34. Bats  are unique they are classified in their own special order of mammals, called Chiroptera.  Chiroptera means “hand-wing,” referring to how the finger bones of a bat support its wings.

35. Agricultural plants from bananas to cashews, dates, and figs rely on bats for pollination and seed dispersal.

36. Like humans, bats  are mammals.  Bats are the only mammals that actually  fly, flapping their wings to propel them in flight. Some mammals, such as flying squirrels, only glide rather than fly.

37. Because they consume quantities of “bugs” such as mosquitoes,  bats are a natural form of insect control.  For instance, one little brown bat can catch 600 mosquitoes or more an hour.

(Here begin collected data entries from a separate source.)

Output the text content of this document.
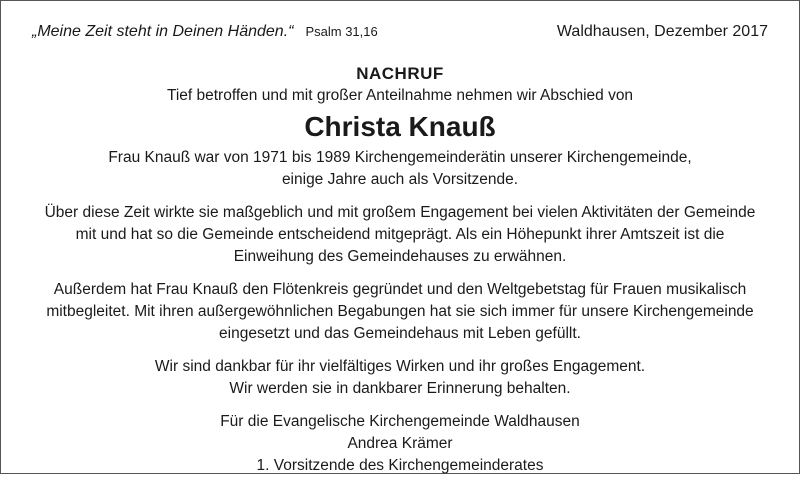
„Meine Zeit steht in Deinen Händen.“ Psalm 31,16	Waldhausen, Dezember 2017
NACHRUF
Tief betroffen und mit großer Anteilnahme nehmen wir Abschied von
Christa Knauß
Frau Knauß war von 1971 bis 1989 Kirchengemeinderätin unserer Kirchengemeinde,
einige Jahre auch als Vorsitzende.
Über diese Zeit wirkte sie maßgeblich und mit großem Engagement bei vielen Aktivitäten der Gemeinde
mit und hat so die Gemeinde entscheidend mitgeprägt. Als ein Höhepunkt ihrer Amtszeit ist die
Einweihung des Gemeindehauses zu erwähnen.
Außerdem hat Frau Knauß den Flötenkreis gegründet und den Weltgebetstag für Frauen musikalisch
mitbegleitet. Mit ihren außergewöhnlichen Begabungen hat sie sich immer für unsere Kirchengemeinde
eingesetzt und das Gemeindehaus mit Leben gefüllt.
Wir sind dankbar für ihr vielfältiges Wirken und ihr großes Engagement.
Wir werden sie in dankbarer Erinnerung behalten.
Für die Evangelische Kirchengemeinde Waldhausen
Andrea Krämer
1. Vorsitzende des Kirchengemeinderates
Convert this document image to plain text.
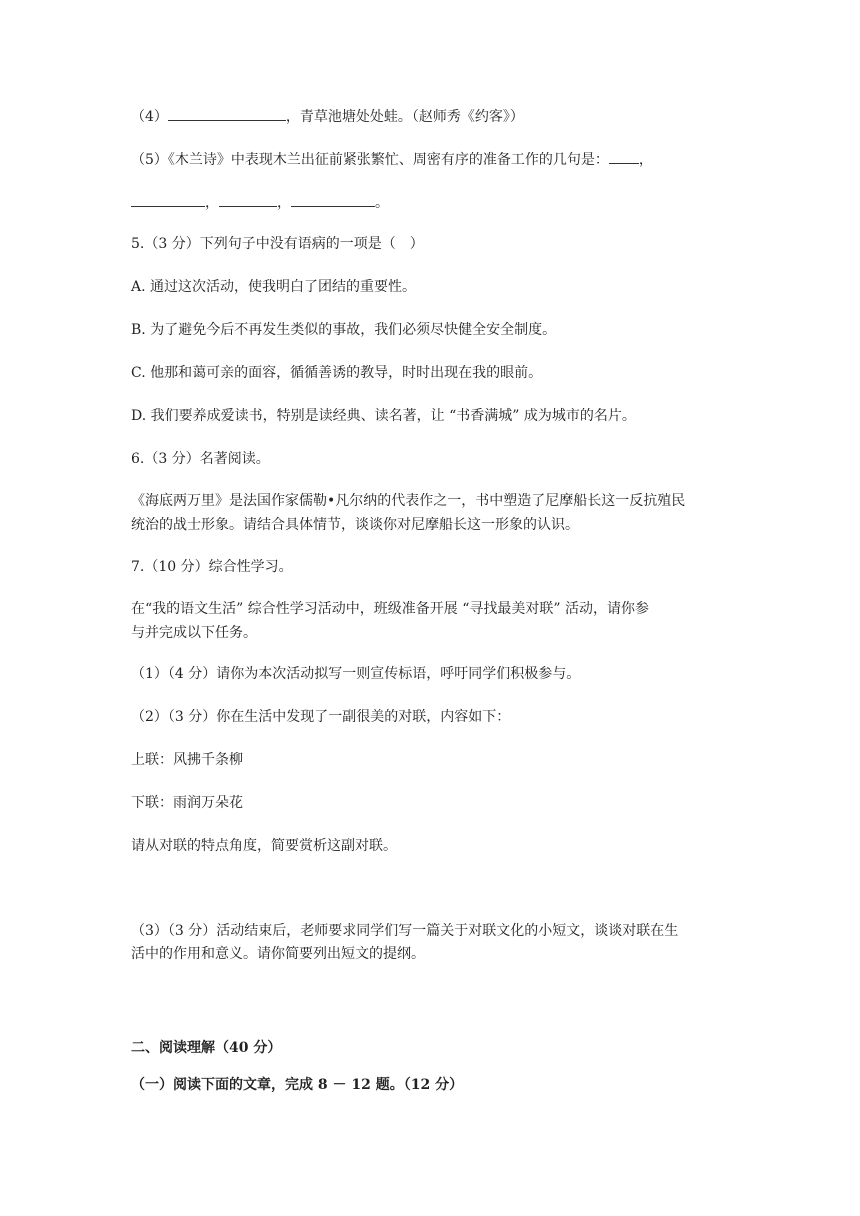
（4）	，青草池塘处处蛙。（赵师秀《约客》）
（5）《木兰诗》中表现木兰出征前紧张繁忙、周密有序的准备工作的几句是： ，
，	，	。
5.（3 分）下列句子中没有语病的一项是（　）
A. 通过这次活动，使我明白了团结的重要性。
B. 为了避免今后不再发生类似的事故，我们必须尽快健全安全制度。
C. 他那和蔼可亲的面容，循循善诱的教导，时时出现在我的眼前。
D. 我们要养成爱读书，特别是读经典、读名著，让 “书香满城” 成为城市的名片。
6.（3 分）名著阅读。
《海底两万里》是法国作家儒勒•凡尔纳的代表作之一，书中塑造了尼摩船长这一反抗殖民
统治的战士形象。请结合具体情节，谈谈你对尼摩船长这一形象的认识。
7.（10 分）综合性学习。
在“我的语文生活” 综合性学习活动中，班级准备开展 “寻找最美对联” 活动，请你参
与并完成以下任务。
（1）（4 分）请你为本次活动拟写一则宣传标语，呼吁同学们积极参与。
（2）（3 分）你在生活中发现了一副很美的对联，内容如下：
上联：风拂千条柳
下联：雨润万朵花
请从对联的特点角度，简要赏析这副对联。
（3）（3 分）活动结束后，老师要求同学们写一篇关于对联文化的小短文，谈谈对联在生
活中的作用和意义。请你简要列出短文的提纲。
二、阅读理解（40 分）
（一）阅读下面的文章，完成 8 － 12 题。（12 分）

38. Bats have been around a long time, since the age of dinosaurs.  Ancient bats resembled those living today.  Except for the most extreme desert and polar regions, bats today live in almost every kind of habitat worldwide.

39. Bats have some amazing abilities:
Mexican free-tailed bats can fly 10,000 feet high. Townsend’s-big eared bats can pluck insects from foliage.

40. Hibernating little brown bats can stop breathing for almost an hour during hibernation to reduce their energy needs.

41. Fishing bats have an echolocation system so sophisticated they can detect a minnow’s fin as fine as a human hair.

42.  The Honduran white bat, a colorful snow-white bat with yellow nose and ears, cuts  large leaves to make “tents” to protect its small colonies from drenching jungle rains.